當血水即將噴到青年的臉上之際,青年身后的面具女子,打開了一把油紙傘,擋住了雨水般的血液,且不疾不徐,以冷淡的語氣,吐出了一個字:
“臟。”
眼前一幕,圍觀者們俱都是始料未及。
更驚于上界之尊殘酷的雷厲風行。
云都王身體前傾。
青年一手將他托住,微笑著看向四方:
“眾生水,百家衣,我沐府清遠,承祖訓,得天卷,自為洪荒三界的平民百姓著想。”
“事關黎明百姓,家父和先輩秉持著一個信念,那便是寧可錯殺,絕不放過,以天下人為己任,先天下之憂而憂,后天下之樂而樂,此乃沐府,此乃清遠。我沐府鎮守洪荒道多少載,受人尊敬,清白二字刻入骨。”

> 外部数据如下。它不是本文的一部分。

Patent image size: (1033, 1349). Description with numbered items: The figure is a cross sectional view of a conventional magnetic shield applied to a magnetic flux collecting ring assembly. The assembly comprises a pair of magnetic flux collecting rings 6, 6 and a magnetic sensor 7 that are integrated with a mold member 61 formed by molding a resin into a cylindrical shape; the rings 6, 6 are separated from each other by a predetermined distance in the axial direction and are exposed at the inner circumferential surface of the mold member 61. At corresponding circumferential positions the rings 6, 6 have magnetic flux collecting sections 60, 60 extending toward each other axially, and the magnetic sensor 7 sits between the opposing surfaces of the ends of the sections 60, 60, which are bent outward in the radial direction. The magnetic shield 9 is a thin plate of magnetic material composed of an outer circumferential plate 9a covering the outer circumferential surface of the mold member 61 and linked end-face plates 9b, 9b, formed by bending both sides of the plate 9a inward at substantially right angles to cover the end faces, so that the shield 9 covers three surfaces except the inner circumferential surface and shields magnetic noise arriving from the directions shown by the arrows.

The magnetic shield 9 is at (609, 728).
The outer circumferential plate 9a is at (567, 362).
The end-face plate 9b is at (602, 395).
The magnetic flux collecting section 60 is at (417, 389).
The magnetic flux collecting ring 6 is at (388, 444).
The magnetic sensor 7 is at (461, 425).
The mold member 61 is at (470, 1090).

“今日之事,后續會調查清楚,我也會親自去執法處交代。”
“上界之尊,絕不會濫殺無辜,更不會隨意宰殺海神中下兩界的人。”
“但他,不算人,一個不把人命當命的人,那就是牲口!”
“清遠沐府,絕不允許這種牲口,還逍遙的生活在眼皮子底下。”
“………”
不少人聽得此話,頗有感觸。
云都王口中血液不斷。
他瞪著死魚般往外突無神空有恨的眼睛,倒映出了青年冷淡的神色。
青年微笑,掌心用力,雷霆萬鈞焚燒云都王的身體,頃刻間就化作了血霧。
血霧紛紛揚揚在碧霄云空。
他接過了油紙傘,優雅地打著。
血霧之中,他瓷白的臉色,依舊溫潤,笑望著楚月。
楚月目光淡然地看著青年。
不到一炷香的時間,便沒了三個人。
都是以讓人觸目驚心的死法。
楚月看向了青年拿著油紙傘的手。
那手相當的好看,細細長長的,潔白如雪,骨節處天生染著紅。
袖袍往下堆疊,露出了一截腕部,戴著滾大碩圓的佛珠。
“我是信佛之人,佛祖割肉飼鷹,悲憫蒼生,乃我沐府所追求。”
“佛不喜殺生,忌血腥,但我愿一人下地獄,也要眾生,安得廣廈,心猶樂。”
“葉姑娘,你雖為下界之人,但在洪荒三界,眾生俱平等,并無高低貴賤之分。”
“你的功勛榮光,烙于元神,如你這般之人,在下界為楚帝,來海神界,自不能只是一個花家的長老, 一個宗門的少宗主。這云都王已死,云都王位空缺,不如你來勝之。我沐府保你半年,這半年里,你就是云都的王。
若你是個有實力之人,云都助你登青云。若你酒囊飯袋,三月之后,你獨你,攀不上這云都王權,回你宗門做天驕弟子。”
青年這樣一來,當眾殺害云都王之事,就不會和殺人滅口相關。
藍雪姬所埋下的種子,也不會貿然地生根發芽。
更何況,他還給葉楚月埋了個種子。
德不配位,終將出事。
捧殺二字,最是害人。
把葉楚月強行提到她一個歸墟凡人無法勝任的位置。
半年后,她再重重地摔下,便會是粉身碎骨之慘烈。
而這一波三折的變故叫人驚了又驚。凡人道。歸墟境。下界人。
這三樣,哪樣和云都王位有關。
云都豈是菩提之地那鳥不拉屎之的宗門能夠媲美?
陸佳人的顱腔,沖起了風暴。
嫉恨之火,燃在靈魂,焰光從眼睛里冒出來。
“小孩。”
姜君笑道:“試試吧。”末了。
她興味盎然地望向了夜墨寒,“夜尊,如何看?”
“將相之才,君王之姿,沐家公子慧眼識人,本尊期待海神云都煥然一新之景。”夜墨寒在自己有限的話語權里,給出了最高的聲音。他望著她。
面具之下,藏著對她的自豪。
他為有這樣的一個妻子而驕傲。
楚月眸光凝視著云霄碧空的男子,看那翻滾的血色衣袍如傍晚時分暗紅色的海浪。
隨后,她對著沐府青年作了作揖,“葉某,定不辱命,不說要做前無古人后無來者之君王,但會竭盡全力,盡我之職,做到仰不愧青陽天,俯不愧人間行!”